Traffic-CBM: A Structurally Interpretable Multimodal Framework for Encrypted Traffic Classification
2026-06-29 • Computer Vision and Pattern Recognition
Computer Vision and Pattern Recognition
AI summaryⓘ
The authors created Traffic-CBM, a new method to classify encrypted internet traffic that can explain its decisions better than previous methods. Instead of mixing all data into a hard-to-understand format, they organize different types of traffic information into clear groups called concepts. These concepts represent summaries of traffic features like flow statistics or packet data, making it easier to see what evidence influenced a prediction. Tests show Traffic-CBM performs well while also giving clearer explanations.

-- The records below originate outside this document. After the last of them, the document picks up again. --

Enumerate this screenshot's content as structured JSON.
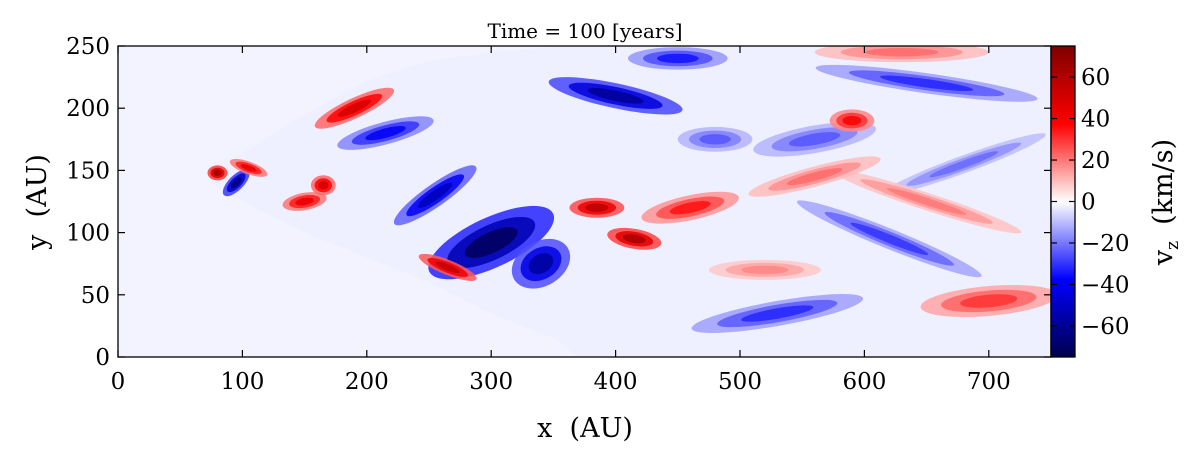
{
  "chart_data": {
    "type": "heatmap",
    "title": "Time = 100 [years]",
    "xlabel": "x  (AU)",
    "ylabel": "y  (AU)",
    "xlim": [
      0,
      750
    ],
    "ylim": [
      0,
      250
    ],
    "x_ticks": [
      0,
      100,
      200,
      300,
      400,
      500,
      600,
      700
    ],
    "y_ticks": [
      0,
      50,
      100,
      150,
      200,
      250
    ],
    "colorbar": {
      "label": "v_z  (km/s)",
      "label_main": "v",
      "label_sub": "z",
      "label_unit": "(km/s)",
      "range": [
        -75,
        75
      ],
      "ticks": [
        -60,
        -40,
        -20,
        0,
        20,
        40,
        60
      ],
      "tick_labels": [
        "−60",
        "−40",
        "−20",
        "0",
        "20",
        "40",
        "60"
      ],
      "colormap": "seismic"
    },
    "background_value": 0,
    "domain_outline": {
      "description": "cone-shaped turbulent region opening to the right from apex near x=75, y=145",
      "apex": [
        75,
        145
      ],
      "upper_edge": [
        [
          75,
          150
        ],
        [
          110,
          170
        ],
        [
          150,
          195
        ],
        [
          200,
          222
        ],
        [
          250,
          238
        ],
        [
          300,
          245
        ],
        [
          360,
          250
        ],
        [
          750,
          250
        ]
      ],
      "lower_edge": [
        [
          75,
          140
        ],
        [
          110,
          120
        ],
        [
          150,
          100
        ],
        [
          200,
          80
        ],
        [
          250,
          60
        ],
        [
          300,
          35
        ],
        [
          350,
          15
        ],
        [
          370,
          0
        ],
        [
          750,
          0
        ]
      ]
    },
    "features": [
      {
        "name": "blue jet core",
        "x": 300,
        "y": 92,
        "radius_x": 55,
        "radius_y": 20,
        "angle": 25,
        "value": -72
      },
      {
        "name": "blue lobe",
        "x": 340,
        "y": 75,
        "radius_x": 25,
        "radius_y": 18,
        "angle": 30,
        "value": -58
      },
      {
        "name": "blue filament",
        "x": 255,
        "y": 130,
        "radius_x": 40,
        "radius_y": 9,
        "angle": 35,
        "value": -52
      },
      {
        "name": "blue upper band",
        "x": 400,
        "y": 210,
        "radius_x": 55,
        "radius_y": 10,
        "angle": -12,
        "value": -60
      },
      {
        "name": "blue top patch",
        "x": 450,
        "y": 240,
        "radius_x": 40,
        "radius_y": 9,
        "angle": 0,
        "value": -35
      },
      {
        "name": "blue apex knot",
        "x": 95,
        "y": 140,
        "radius_x": 14,
        "radius_y": 6,
        "angle": 45,
        "value": -65
      },
      {
        "name": "blue upper wisps",
        "x": 215,
        "y": 180,
        "radius_x": 40,
        "radius_y": 9,
        "angle": 15,
        "value": -40
      },
      {
        "name": "blue right band 1",
        "x": 650,
        "y": 220,
        "radius_x": 90,
        "radius_y": 8,
        "angle": -8,
        "value": -32
      },
      {
        "name": "blue right band 2",
        "x": 620,
        "y": 95,
        "radius_x": 80,
        "radius_y": 8,
        "angle": -22,
        "value": -30
      },
      {
        "name": "blue right band 3",
        "x": 680,
        "y": 155,
        "radius_x": 70,
        "radius_y": 7,
        "angle": 20,
        "value": -22
      },
      {
        "name": "blue lower right",
        "x": 530,
        "y": 35,
        "radius_x": 70,
        "radius_y": 10,
        "angle": 10,
        "value": -32
      },
      {
        "name": "blue right center",
        "x": 560,
        "y": 175,
        "radius_x": 50,
        "radius_y": 11,
        "angle": 10,
        "value": -25
      },
      {
        "name": "blue 480-170",
        "x": 480,
        "y": 175,
        "radius_x": 30,
        "radius_y": 10,
        "angle": 0,
        "value": -25
      },
      {
        "name": "red apex",
        "x": 80,
        "y": 148,
        "radius_x": 8,
        "radius_y": 6,
        "angle": 0,
        "value": 65
      },
      {
        "name": "red apex arc",
        "x": 105,
        "y": 152,
        "radius_x": 16,
        "radius_y": 5,
        "angle": -20,
        "value": 45
      },
      {
        "name": "red upper filament",
        "x": 190,
        "y": 200,
        "radius_x": 35,
        "radius_y": 8,
        "angle": 25,
        "value": 50
      },
      {
        "name": "red knots",
        "x": 150,
        "y": 125,
        "radius_x": 18,
        "radius_y": 7,
        "angle": 10,
        "value": 45
      },
      {
        "name": "red knots 2",
        "x": 165,
        "y": 138,
        "radius_x": 10,
        "radius_y": 8,
        "angle": 0,
        "value": 50
      },
      {
        "name": "red lower streak",
        "x": 265,
        "y": 72,
        "radius_x": 25,
        "radius_y": 6,
        "angle": -22,
        "value": 55
      },
      {
        "name": "red center 1",
        "x": 385,
        "y": 120,
        "radius_x": 22,
        "radius_y": 8,
        "angle": 0,
        "value": 58
      },
      {
        "name": "red center 2",
        "x": 415,
        "y": 95,
        "radius_x": 22,
        "radius_y": 8,
        "angle": -10,
        "value": 62
      },
      {
        "name": "red center 3",
        "x": 460,
        "y": 120,
        "radius_x": 40,
        "radius_y": 10,
        "angle": 12,
        "value": 35
      },
      {
        "name": "red right lobe",
        "x": 700,
        "y": 45,
        "radius_x": 55,
        "radius_y": 12,
        "angle": 5,
        "value": 30
      },
      {
        "name": "red 590-190",
        "x": 590,
        "y": 190,
        "radius_x": 18,
        "radius_y": 9,
        "angle": 0,
        "value": 40
      },
      {
        "name": "red top right",
        "x": 630,
        "y": 245,
        "radius_x": 70,
        "radius_y": 8,
        "angle": 0,
        "value": 22
      },
      {
        "name": "red right band",
        "x": 650,
        "y": 125,
        "radius_x": 80,
        "radius_y": 7,
        "angle": -18,
        "value": 20
      },
      {
        "name": "red band 560-150",
        "x": 560,
        "y": 145,
        "radius_x": 55,
        "radius_y": 8,
        "angle": 15,
        "value": 22
      },
      {
        "name": "red band 520-70",
        "x": 520,
        "y": 70,
        "radius_x": 45,
        "radius_y": 8,
        "angle": 0,
        "value": 18
      }
    ]
  }
}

Encrypted traffic classificationFlow statisticsPacket sequencesByte-level representationsMultimodal learningConcept representationTemporal encodingHierarchical modelsInterpretabilityTraffic evidence
Authors
Honglei Jin, Wenshuo Chen, Shaofeng Liang, Haozhe Jia, Menshuo Zhao, Shuxu Jin, Songning Lai, Yutao Yue
Abstract
Encrypted traffic classification has achieved strong performance, but its decision process remains difficult to interpret. Existing methods usually combine flow statistics, packet sequences, and byte-level representations into opaque latent features, making it unclear which type of evidence actually drives the prediction. In this paper, we propose Traffic-CBM, a structurally interpretable multimodal framework for encrypted traffic classification. Instead of directly fusing heterogeneous traffic signals into a black-box representation, Traffic-CBM organizes them into a unified hierarchical concept space. These concepts are not manually annotated semantic attributes; rather, they are scalar evidence summaries constrained by predefined traffic evidence groups. More specifically, grouped flow statistics are mapped to statistical concepts, dedicated temporal encoders learn temporal concepts from disjoint feature subspaces, and byte-level evidence is further organized into packet-level and cross-packet concepts. This design turns heterogeneous traffic evidence into an explicit concept representation and makes different levels of traffic evidence easier to analyze. We evaluate Traffic-CBM on multiple encrypted traffic benchmarks. Results show that it achieves competitive and balanced classification performance while providing a clearer structural interpretation interface than conventional end-to-end fusion models. Further analyses suggest that the learned concept space is actively used in the prediction process and provides a clearer structural explanation of multimodal traffic evidence.